Digital Video Festival

(dari album terakhir mereka, energy)

sungguh suatu lukisan weekend sore-sore di jakarta (atau weekdays buat anak-anak ikj kurang kerjaan itu!) yang sangat hidup bukan? dari cangkokan realita dan bahasa sehari-hari yang meyakinkan, 'popcorn yang mahal', 'modal awal lima ribuan', 'berwacana' (!—aku suka sarkasmenya!), sampai ke hiperbola yang tidak terasa melebih-lebihkan, 'pusat film negara' (apakah ini juga kritik terselubung kepada ppfn, bp2n, panitia ffi, dan badan sensor film?—pusat film negara adalah pasar gelap terang-terangan untuk DVD bajakan!), 'istana dongeng dunia', lirik ini begitu, ya, liris, menunjukkan sebuah pastoral bisa juga hidup di tengah-tengah kota! (bukan hanya di gresik, lampung, dan lembaran puisi kompas minggu ;).)

banyak lagi contoh lirik-lirik jimi yang mengingatkanku mungkin sedikit pada puisi mbeling, atau antologi bunga matahari itu, atau the new york school of poets seperti kenneth koch, john ashbery, dan frank o'hara yang menyibukkan diri dengan membawa kembali bahasa sehari-hari, slang, prokem, bahasa gaul, ke dalam puisi. judul posting ini misalnya, yang kuambil dari salah satu judul lagu mereka. di lagu itu ada kuplet yang menurutku paling akurat mendeskripsikan dancefloor stadium: 'mereka berdansa sungguh seragam/tetabuhan purbakala telah dilistrikkan.' tetabuhan purbakala telah dilistrikkan! siapapun yang pernah ngiprit di stadium pasti akan langsung diserang flashback begitu mendengar lirik ini!

hanya jimi tak pernah menyebut dirinya sendiri sebuah gerakan tentu. apalagi gerakan puisi.


jimi-lah penyair terbaik di antara lirikus indonesia setelah, bukan ebiet g. ade, calz kurang cermat menurutku hanya mengangkat dia, obbie messakh! ingat 'di bawah payung hitam/rambutku dan rambutmu/bersatu dalam diam'? jenius!

sinema keindonesia-indonesiaan

akhir tahun 2005 sebuah blog multiply mulai menarik banyak perhatian fans film indonesia. blog itu berisi review film2 indonesia yang nyinyir dan pedas, yang terkenal memberikan rating 'kancut' (dari ilustrasinya kelihatannya mereka memakai merek hing's, atau rider) buat film-film yang mereka benci. bukan sesuatu yang baru bagi yang sudah lama membaca joe queenan atau anthony lane, atau bahkan usmar ismail (di bukunya mengupas film, terbitan sinar harapan tahun 1983 misalnya), tapi kelihatannya jadi barang panas di antara para peresensi dan 'pekerja film' sendiri.

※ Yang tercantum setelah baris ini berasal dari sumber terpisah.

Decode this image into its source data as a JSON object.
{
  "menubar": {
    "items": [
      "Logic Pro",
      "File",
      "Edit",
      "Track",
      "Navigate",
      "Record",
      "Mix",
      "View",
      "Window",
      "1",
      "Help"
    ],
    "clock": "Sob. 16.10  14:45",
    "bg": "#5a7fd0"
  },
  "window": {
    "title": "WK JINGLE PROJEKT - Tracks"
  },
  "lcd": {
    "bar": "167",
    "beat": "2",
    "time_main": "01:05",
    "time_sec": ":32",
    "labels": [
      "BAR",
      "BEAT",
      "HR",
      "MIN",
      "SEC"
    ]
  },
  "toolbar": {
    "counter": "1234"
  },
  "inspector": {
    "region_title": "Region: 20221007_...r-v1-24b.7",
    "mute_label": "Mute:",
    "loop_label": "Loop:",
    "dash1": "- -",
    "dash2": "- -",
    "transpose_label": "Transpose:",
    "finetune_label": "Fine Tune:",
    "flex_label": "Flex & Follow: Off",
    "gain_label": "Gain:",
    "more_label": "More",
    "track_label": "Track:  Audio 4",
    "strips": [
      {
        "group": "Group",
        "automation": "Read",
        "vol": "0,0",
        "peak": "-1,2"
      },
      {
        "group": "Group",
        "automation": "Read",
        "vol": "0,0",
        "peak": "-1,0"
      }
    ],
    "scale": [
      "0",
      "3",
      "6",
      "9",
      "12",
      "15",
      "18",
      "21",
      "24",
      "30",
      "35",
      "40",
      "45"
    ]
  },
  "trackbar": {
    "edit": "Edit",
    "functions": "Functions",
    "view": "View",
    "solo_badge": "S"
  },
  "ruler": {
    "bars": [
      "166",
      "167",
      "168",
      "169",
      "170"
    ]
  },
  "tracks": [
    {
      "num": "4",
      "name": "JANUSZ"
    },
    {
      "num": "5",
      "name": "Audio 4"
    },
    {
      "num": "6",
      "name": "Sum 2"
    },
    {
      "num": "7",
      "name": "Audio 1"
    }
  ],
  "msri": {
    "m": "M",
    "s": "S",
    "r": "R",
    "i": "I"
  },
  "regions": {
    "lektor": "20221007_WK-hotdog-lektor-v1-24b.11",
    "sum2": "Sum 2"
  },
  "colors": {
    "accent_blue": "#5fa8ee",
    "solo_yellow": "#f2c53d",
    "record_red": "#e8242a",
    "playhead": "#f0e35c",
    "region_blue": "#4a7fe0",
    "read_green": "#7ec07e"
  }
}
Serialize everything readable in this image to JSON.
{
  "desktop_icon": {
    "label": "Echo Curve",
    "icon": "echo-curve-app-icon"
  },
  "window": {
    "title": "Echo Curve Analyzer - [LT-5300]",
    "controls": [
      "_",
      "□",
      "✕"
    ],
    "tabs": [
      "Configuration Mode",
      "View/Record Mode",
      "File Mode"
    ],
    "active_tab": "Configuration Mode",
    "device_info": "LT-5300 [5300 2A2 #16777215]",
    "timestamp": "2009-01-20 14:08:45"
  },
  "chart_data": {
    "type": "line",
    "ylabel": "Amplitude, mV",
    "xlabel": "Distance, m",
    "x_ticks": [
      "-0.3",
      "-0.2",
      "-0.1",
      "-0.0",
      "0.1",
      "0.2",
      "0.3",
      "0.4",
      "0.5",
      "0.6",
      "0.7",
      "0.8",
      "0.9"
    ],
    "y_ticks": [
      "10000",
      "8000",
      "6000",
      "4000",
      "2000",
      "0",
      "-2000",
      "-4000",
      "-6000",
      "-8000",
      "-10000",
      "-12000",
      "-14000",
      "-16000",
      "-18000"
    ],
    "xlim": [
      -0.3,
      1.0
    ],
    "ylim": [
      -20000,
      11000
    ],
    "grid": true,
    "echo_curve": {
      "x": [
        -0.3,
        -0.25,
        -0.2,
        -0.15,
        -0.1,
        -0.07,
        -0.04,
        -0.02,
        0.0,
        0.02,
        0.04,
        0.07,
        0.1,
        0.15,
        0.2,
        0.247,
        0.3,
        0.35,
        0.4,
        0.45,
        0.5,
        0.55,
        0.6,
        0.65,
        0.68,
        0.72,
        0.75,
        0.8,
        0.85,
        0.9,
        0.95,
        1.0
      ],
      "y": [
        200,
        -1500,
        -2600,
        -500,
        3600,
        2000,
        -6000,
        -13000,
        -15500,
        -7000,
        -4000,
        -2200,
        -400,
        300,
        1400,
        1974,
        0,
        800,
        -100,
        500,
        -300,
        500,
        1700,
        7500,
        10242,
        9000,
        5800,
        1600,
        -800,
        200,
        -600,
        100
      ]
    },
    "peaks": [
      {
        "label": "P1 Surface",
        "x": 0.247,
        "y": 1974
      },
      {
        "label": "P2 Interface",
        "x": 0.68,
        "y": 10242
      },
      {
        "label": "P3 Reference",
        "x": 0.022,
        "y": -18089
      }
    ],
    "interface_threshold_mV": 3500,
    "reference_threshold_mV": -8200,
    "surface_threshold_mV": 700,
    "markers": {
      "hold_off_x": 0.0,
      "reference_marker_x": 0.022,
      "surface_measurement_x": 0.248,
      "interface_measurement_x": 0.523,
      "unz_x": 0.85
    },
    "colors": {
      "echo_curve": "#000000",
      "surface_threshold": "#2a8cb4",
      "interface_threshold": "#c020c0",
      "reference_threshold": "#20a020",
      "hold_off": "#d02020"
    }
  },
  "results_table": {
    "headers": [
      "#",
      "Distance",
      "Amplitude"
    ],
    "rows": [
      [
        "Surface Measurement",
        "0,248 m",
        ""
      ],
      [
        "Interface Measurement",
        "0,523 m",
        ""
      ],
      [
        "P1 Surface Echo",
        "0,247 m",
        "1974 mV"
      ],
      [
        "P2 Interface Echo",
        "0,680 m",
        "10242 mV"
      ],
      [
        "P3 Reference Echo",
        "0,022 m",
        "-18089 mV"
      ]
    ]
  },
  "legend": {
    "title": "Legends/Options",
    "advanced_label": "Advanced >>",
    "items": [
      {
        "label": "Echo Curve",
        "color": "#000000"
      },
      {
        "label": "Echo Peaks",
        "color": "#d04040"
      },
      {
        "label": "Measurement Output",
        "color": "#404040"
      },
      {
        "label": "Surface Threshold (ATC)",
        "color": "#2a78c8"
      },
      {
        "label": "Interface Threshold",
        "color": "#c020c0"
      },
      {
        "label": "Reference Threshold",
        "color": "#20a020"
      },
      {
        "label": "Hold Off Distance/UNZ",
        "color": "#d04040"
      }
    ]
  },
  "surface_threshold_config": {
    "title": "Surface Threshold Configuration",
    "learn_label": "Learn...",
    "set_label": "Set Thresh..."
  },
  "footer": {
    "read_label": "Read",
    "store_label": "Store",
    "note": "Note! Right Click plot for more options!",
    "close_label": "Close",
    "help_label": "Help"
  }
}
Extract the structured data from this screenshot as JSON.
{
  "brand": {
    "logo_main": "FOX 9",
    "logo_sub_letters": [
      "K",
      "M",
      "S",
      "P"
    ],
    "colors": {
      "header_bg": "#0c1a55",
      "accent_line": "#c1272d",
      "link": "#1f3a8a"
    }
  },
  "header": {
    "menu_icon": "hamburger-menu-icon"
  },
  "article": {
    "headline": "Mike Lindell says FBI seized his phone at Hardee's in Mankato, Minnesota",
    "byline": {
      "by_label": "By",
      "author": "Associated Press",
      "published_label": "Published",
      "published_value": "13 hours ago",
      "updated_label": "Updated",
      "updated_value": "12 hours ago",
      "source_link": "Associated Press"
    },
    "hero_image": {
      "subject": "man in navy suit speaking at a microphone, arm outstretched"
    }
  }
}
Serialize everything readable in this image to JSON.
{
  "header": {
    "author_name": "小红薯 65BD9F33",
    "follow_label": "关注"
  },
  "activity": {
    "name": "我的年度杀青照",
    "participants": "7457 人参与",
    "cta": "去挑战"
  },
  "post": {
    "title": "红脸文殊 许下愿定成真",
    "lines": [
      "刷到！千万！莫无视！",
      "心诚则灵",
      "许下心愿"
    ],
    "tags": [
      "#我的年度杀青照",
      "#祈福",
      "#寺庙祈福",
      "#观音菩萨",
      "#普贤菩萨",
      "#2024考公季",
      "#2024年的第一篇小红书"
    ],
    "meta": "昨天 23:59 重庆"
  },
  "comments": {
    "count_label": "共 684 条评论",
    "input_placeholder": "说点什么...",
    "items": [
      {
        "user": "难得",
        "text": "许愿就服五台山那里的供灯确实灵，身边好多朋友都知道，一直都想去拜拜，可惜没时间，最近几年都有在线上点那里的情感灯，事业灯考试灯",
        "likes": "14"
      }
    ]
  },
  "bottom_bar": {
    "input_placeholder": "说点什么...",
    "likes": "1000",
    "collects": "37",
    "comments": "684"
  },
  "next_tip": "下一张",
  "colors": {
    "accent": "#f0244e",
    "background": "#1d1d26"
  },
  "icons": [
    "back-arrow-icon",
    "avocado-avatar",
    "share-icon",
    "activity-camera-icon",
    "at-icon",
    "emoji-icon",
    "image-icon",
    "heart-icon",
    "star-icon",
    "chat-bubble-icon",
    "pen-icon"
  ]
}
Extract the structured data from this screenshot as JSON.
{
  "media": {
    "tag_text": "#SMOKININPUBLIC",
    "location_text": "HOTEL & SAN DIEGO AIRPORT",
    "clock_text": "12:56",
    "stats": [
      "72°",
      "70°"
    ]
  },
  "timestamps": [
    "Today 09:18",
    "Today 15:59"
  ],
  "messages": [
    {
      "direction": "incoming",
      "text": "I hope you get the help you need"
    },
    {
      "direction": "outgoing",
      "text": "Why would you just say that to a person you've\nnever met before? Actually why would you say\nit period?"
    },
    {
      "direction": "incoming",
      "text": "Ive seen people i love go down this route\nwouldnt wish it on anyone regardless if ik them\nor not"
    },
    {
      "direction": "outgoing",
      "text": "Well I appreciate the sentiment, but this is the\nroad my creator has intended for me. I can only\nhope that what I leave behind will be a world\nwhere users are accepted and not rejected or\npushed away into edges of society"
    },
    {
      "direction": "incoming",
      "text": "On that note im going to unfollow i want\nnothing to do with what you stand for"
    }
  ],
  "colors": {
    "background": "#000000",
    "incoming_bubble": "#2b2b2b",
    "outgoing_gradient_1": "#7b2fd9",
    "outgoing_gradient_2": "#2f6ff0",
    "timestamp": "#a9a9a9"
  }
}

belum ada yang membuat studi yang mendalam (atau studi apapun sebenarnya) tentang pengaruh gaya resensi sinema indonesia pada resensi film di koran dan majalah mainstream di indonesia, tapi aku yakin siapapun peneliti itu (semoga bukan bule garing dari murdoch university lagi) akan menemukan bahwa gaya akmal nassery basral di tempo, susi ivaty di kompas, dan evieta fadjar p. di koran tempo seperti tiba-tiba mendapat suntikan adrenalin di bulan-bulan setelah sinema indonesia meledak dan terpaksa menjadi situs resmi bukan lagi blog supaya bisa lebih banyak menampung comments pembaca mereka. lihat review akmal tentang film rudy soedjarwo 'mengejar mas-mas' misalnya. mereka semua tiba-tiba berlomba menjadi yang paling sarkastis dan nyelekit, dan itu setelah bertahun-tahun menyalin press release dan blurbs yang dibagikan dalam media pack/goodie bag dengan entah apa lagi ;) pas launching. pernahkah kamu membandingkan sinopsis film di situs bioskop 21 dan berita singkat tentang film yang baru dirilis di koran-koran? rasanya seperti déjà vu.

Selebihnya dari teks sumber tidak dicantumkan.